Quickness

Updated June 17, 2007

By Paul Weiser

One principle derived from Colonel John Boyd's life- work on conflict is that (as Robert Coram put it in Boyd) "whoever can handle the quickest rate of change, survives." Though the observation originally refers to air combat, its mention of survival suggests broader application.

In air combat, advantage accrues to the pilot who can transition most rapidly - at best, seamlessly - from one maneuver or flight regime to the next. This was observed in the Korean War, where American pilots flying the otherwise less capable Sabre generally defeated opponents flying the MiG-15 because the Sabre could shift quicker, with minimum effort, from maneuver to maneuver. Likewise the German "Blitzkrieg" bypassed resistance and achieved its designated objectives in 1940 by shifting at will between schwerpunkt (assault/concentration) and aufrollen (infiltration/dispersal).

But consider survival.
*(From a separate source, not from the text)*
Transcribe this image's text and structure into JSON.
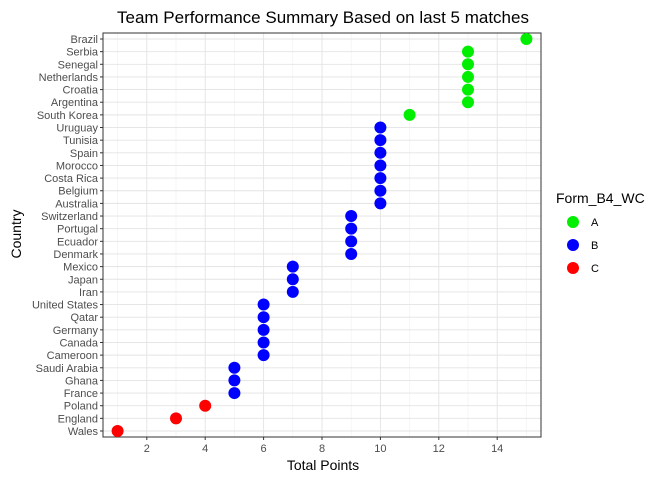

Its most cliched usage is in Darwinian "survival of the fittest," that is, evolution of species. Later evolutionists were forced to introduce "saltation" - sudden bursts of rapid evolution between long periods of slow or nonexistent change. In a saltation episode, it's the most adaptable, quickest, invasive species that survive and prosper.

But Darwinian is not the only form of evolution. Where it relies on randomly-acquired traits passed on to offspring by survivors, Lamarckian evolution posits characteristics acquired during the individual's life in response to environmental situations; these are then passed on. Lamarckian evolution is genetically incorrect, but defines the primary form of societal/political evolution because many changes occur by intent and are passed on as precepts.

So what is quickness in Lamarckian evolution? The making of many observations and rapid codification into precepts. This is the superiority of democracy over autocracy (everyone's observations matter), and of republic over democracy (representative order trumps mob chaos in codifying and disseminating effective precepts). Liberty is survival; life is liberty.